A poll has revealed 76 percent of Switzerland residents are in favour of establishing organ donation as the default option under Swiss law.


Under the proposal, all residents of Switzerland would be presumed to consent to donate their organs upon their death, with those not wishing to do so required to opt out. 

A people’s initiative which was set up in April of 2019 has advocated for the changes, arguing that it is warranted by the Switzerland-wide shortage of organ donors. The rules would apply to everyone living in Switzerland over the age of 16. 

In 2018, 68 people died in Switzerland while on the waiting list for donated organs.
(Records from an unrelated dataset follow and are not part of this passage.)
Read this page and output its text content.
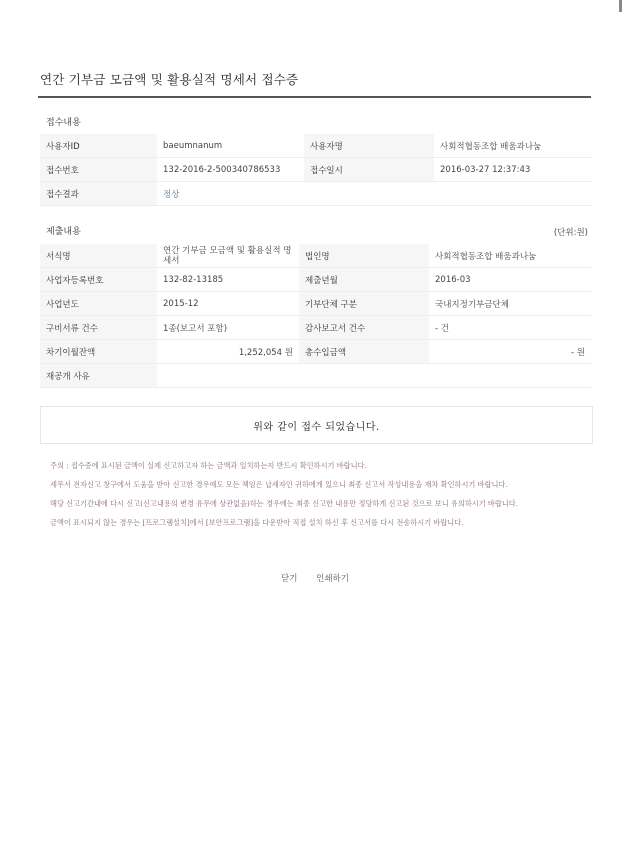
연간 기부금 모금액 및 활용실적 명세서 접수증
접수내용
사용자ID	baeumnanum	사용자명	사회적협동조합 배움과나눔
접수번호	132-2016-2-500340786533	접수일시	2016-03-27 12:37:43
접수결과	정상		
제출내용	(단위:원)
서식명	연간 기부금 모금액 및 활용실적 명세서	법인명	사회적협동조합 배움과나눔
사업자등록번호	132-82-13185	제출년월	2016-03
사업년도	2015-12	기부단체 구분	국내지정기부금단체
구비서류 건수	1종(보고서 포함)	감사보고서 건수	- 건
차기이월잔액	1,252,054 원	총수입금액	- 원
재공개 사유			
위와 같이 접수 되었습니다.

주의 : 접수증에 표시된 금액이 실제 신고하고자 하는 금액과 일치하는지 반드시 확인하시기 바랍니다.

세무서 전자신고 창구에서 도움을 받아 신고한 경우에도 모든 책임은 납세자인 귀하에게 있으니 최종 신고서 작성내용을 재차 확인하시기 바랍니다.

해당 신고기간내에 다시 신고(신고내용의 변경 유무에 상관없음)하는 경우에는 최종 신고한 내용만 정당하게 신고된 것으로 보니 유의하시기 바랍니다.

금액이 표시되지 않는 경우는 [프로그램설치]에서 [보안프로그램]을 다운받아 직접 설치 하신 후 신고서를 다시 전송하시기 바랍니다.

닫기 인쇄하기
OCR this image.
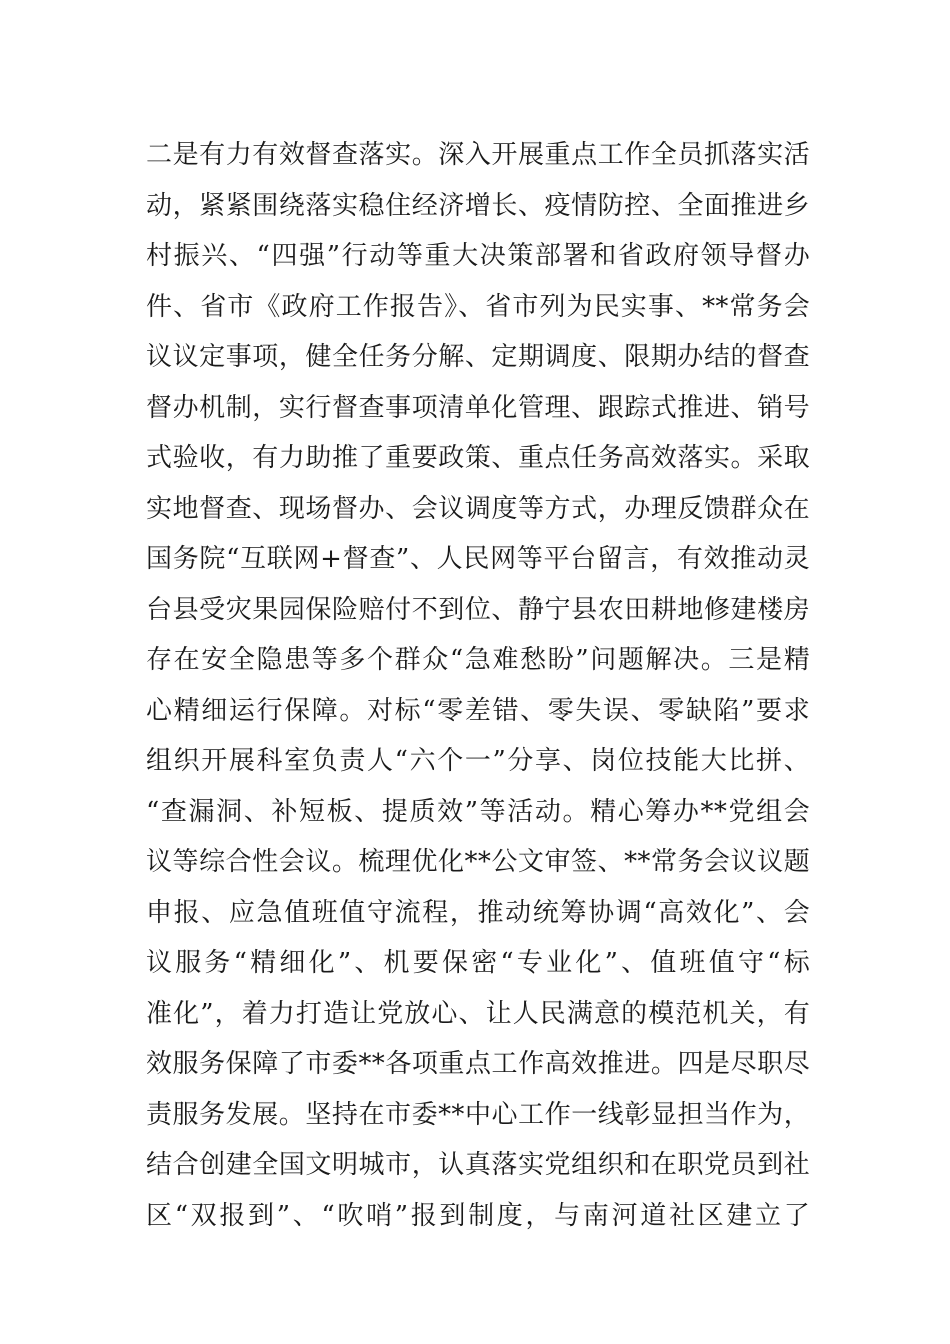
二是有力有效督查落实。深入开展重点工作全员抓落实活
动，紧紧围绕落实稳住经济增长、疫情防控、全面推进乡
村振兴、“四强”行动等重大决策部署和省政府领导督办
件、省市《政府工作报告》、省市列为民实事、**常务会
议议定事项，健全任务分解、定期调度、限期办结的督查
督办机制，实行督查事项清单化管理、跟踪式推进、销号
式验收，有力助推了重要政策、重点任务高效落实。采取
实地督查、现场督办、会议调度等方式，办理反馈群众在
国务院“互联网+督查”、人民网等平台留言，有效推动灵
台县受灾果园保险赔付不到位、静宁县农田耕地修建楼房
存在安全隐患等多个群众“急难愁盼”问题解决。三是精
心精细运行保障。对标“零差错、零失误、零缺陷”要求
组织开展科室负责人“六个一”分享、岗位技能大比拼、
“查漏洞、补短板、提质效”等活动。精心筹办**党组会
议等综合性会议。梳理优化**公文审签、**常务会议议题
申报、应急值班值守流程，推动统筹协调“高效化”、会
议服务“精细化”、机要保密“专业化”、值班值守“标
准化”，着力打造让党放心、让人民满意的模范机关，有
效服务保障了市委**各项重点工作高效推进。四是尽职尽
责服务发展。坚持在市委**中心工作一线彰显担当作为，
结合创建全国文明城市，认真落实党组织和在职党员到社
区“双报到”、“吹哨”报到制度，与南河道社区建立了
Swiss organ donation rates are comparatively low and the Federal Council has lamented an ‘organ shortage’ in the country. 

Neighbouring Austria currently has an opt-out scheme in place, along with larger European nations like Spain, France and Italy.

The idea was debated in Germany in 2019, although the current law still requires residents to opt in should they wish to donate their organs. 

Opposition to the law

While three in four respondents were in favour of establishing an opt-out system - and the same percentage indicated they would be willing to donate their own organs - a minority were opposed to any change to the law. 

The poll - which asked respondents if they were strongly against the plan or only somewhat against - found that 11 percent of respondents had strong oppositions to establishing an opt-out system, while seven percent were only somewhat opposed. 

A total of six percent were undecided on the proposal. 

As reported by NZZ, the Federal Council have indicated support for changing the law, although they would only do so if the family's right of refusal was kept intact in some circumstances.